There are a few patients that seem to have little or no swelling at all around the PIPJ after an arthroplasty, but a fair number of patient's that I have seen enevitabley end up with prolonged swelling no matter what methods I employ to combat this problem. In addition to the tips of performing proximal nerve blocks, careful tissue dissection, pinning or nonpinning of toes, I have found that the majority of arthroplasty patients that I see are geriatric and on aspirin. The bleeding from the end of the resected proximal phalanx is what really leads to the fibrous of the area. Excessive bleeding and hence post op swelling from patients who have "forgotten" to stop their aspirin is a sure bet.

Joseph Kibler, DPM

I apply Fabco wrap around the digit immediately post-op. I remove sutures at 10 days and have the patient apply coban for 1-2 weeks afterwards. I have only had a sausage toe or swelling when the Fabco had been removed by the patient. I do not have the fusiform swelling or fibrosis as a complication. I also employ an MIS technique for my procedures.

Glenn S. McPhillips, DPM

I agree with the bleeding out of the phalanx and hematoma formation theory. I tend to use bone wax, even on my
Austins, to reduce chances of hematoma. Although, I have still seen a sausage, or two...I see them in about 5% of my cases. I also use coban on particular patients. It seems the diabetic and elderly and darker skinned individuals tend to be predisposed to this tubular fibrosis. I also think compliance and limited return to activity have rolls in post-op swelling.
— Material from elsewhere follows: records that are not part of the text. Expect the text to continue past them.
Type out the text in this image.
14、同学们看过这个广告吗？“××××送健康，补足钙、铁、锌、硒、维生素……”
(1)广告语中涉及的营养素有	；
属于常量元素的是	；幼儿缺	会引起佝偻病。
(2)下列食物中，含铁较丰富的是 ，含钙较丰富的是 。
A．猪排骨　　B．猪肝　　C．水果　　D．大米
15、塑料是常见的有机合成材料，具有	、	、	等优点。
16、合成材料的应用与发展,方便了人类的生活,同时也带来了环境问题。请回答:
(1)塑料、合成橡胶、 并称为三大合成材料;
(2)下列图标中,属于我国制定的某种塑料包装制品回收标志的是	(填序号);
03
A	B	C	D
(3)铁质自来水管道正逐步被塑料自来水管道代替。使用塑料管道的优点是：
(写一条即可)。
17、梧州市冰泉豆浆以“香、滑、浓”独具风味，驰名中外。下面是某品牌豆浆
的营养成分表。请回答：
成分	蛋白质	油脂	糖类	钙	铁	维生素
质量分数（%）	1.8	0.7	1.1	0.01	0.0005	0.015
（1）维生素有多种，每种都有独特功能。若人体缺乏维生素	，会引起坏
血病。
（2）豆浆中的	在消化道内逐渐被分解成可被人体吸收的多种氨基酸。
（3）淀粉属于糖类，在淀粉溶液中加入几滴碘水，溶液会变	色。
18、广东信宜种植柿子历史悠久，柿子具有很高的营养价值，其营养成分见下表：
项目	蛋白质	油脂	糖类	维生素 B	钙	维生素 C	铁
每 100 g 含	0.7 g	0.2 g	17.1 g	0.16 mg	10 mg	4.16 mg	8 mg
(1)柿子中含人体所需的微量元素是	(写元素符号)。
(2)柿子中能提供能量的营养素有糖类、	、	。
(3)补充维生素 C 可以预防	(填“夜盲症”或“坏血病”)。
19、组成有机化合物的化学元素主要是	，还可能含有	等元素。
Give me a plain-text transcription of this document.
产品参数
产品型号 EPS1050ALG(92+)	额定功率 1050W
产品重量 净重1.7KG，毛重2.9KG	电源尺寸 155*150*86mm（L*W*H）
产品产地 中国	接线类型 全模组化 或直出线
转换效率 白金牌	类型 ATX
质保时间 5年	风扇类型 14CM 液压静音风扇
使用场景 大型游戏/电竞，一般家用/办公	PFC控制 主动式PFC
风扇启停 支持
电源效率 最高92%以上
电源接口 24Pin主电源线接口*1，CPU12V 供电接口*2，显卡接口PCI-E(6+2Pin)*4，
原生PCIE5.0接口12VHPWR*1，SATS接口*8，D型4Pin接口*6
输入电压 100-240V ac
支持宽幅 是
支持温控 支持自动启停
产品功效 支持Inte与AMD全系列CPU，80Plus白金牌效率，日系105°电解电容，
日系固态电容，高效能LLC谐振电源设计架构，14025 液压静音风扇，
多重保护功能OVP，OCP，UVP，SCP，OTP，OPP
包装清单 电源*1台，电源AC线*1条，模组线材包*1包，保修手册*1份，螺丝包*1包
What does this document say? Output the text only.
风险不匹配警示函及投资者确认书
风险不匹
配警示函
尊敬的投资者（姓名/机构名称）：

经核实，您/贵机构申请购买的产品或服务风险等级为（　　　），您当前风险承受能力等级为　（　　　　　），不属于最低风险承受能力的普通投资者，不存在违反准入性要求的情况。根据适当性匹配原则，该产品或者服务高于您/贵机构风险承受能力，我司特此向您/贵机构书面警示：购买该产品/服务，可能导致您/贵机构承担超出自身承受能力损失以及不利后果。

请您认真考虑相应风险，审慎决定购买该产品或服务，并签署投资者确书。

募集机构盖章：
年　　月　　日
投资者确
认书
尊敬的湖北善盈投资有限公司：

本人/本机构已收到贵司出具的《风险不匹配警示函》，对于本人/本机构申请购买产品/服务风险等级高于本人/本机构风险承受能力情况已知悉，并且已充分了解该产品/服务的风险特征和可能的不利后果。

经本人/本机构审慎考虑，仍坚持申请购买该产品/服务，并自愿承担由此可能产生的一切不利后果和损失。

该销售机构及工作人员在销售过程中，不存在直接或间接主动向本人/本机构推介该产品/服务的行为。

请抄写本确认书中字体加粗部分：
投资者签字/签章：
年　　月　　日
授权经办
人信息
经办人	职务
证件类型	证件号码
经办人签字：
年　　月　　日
I agree with the need to apply compression around the digit but I have had a few patients that develop a deep crease where the 1 inch Coban was wrapped around their toe. Once they experience the pain from accidentally wrapping their toe/toes too tightly, it is difficult to convince them to continue wrapping the toe. Lesson: It is very important to educate and spend the extra time with the patient explaining how to properly apply the compression around the toe.